I've also been going crazy over Android apps and am thinking of starting my own thread of favorite and recommended apps (unless there's already one started here).

Any good app recommendations for me?


----------



## wwwescape (Apr 25, 2011)

Need some more help...

What are the settings to activate Vodafone Live! on my Samsung Galaxy S I9003? Vodafone Live! used to work fine on my Sony Ericsson K750i... Unfortunately Vodafone 3G is still not available in my area...
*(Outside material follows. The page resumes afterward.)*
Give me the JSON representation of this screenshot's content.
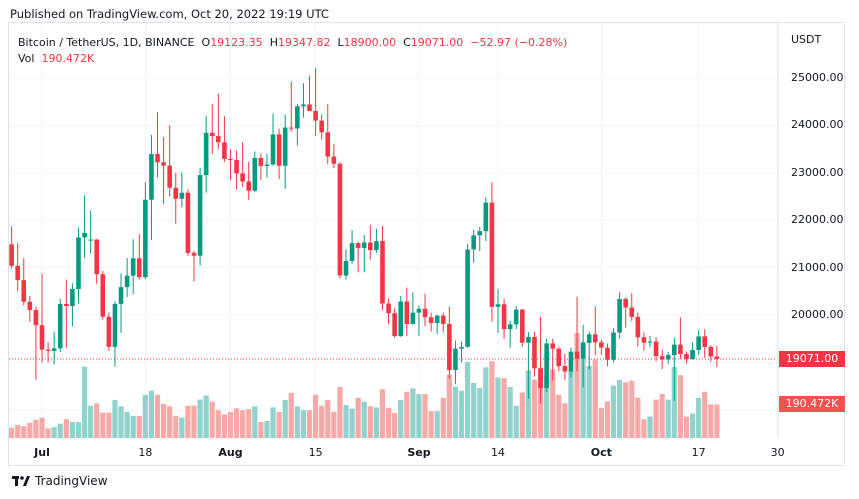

I'm using an app called aTrackDog to find updates for all my apps... It works great, except that it shows the 'Android Market' app update (5.0.12) which I'm sure doesn't exist... Am I right?


----------



## furious_gamer (Apr 26, 2011)

wwwescape said:


> Need some more help...
> 
> What are the settings to activate Vodafone Live! on my Samsung Galaxy S I9003? Vodafone Live! used to work fine on my Sony Ericsson K750i... Unfortunately Vodafone 3G is still not available in my area...
> 
> I'm using an app called aTrackDog to find updates for all my apps... It works great, except that it shows the 'Android Market' app update (5.0.12) which I'm sure doesn't exist... Am I right?



You have to request for the service message (call CC and ask them to send the service msg) and thats it. It'll work. Working fine for me. Using Vodafone 2G in my SGS i9003.


----------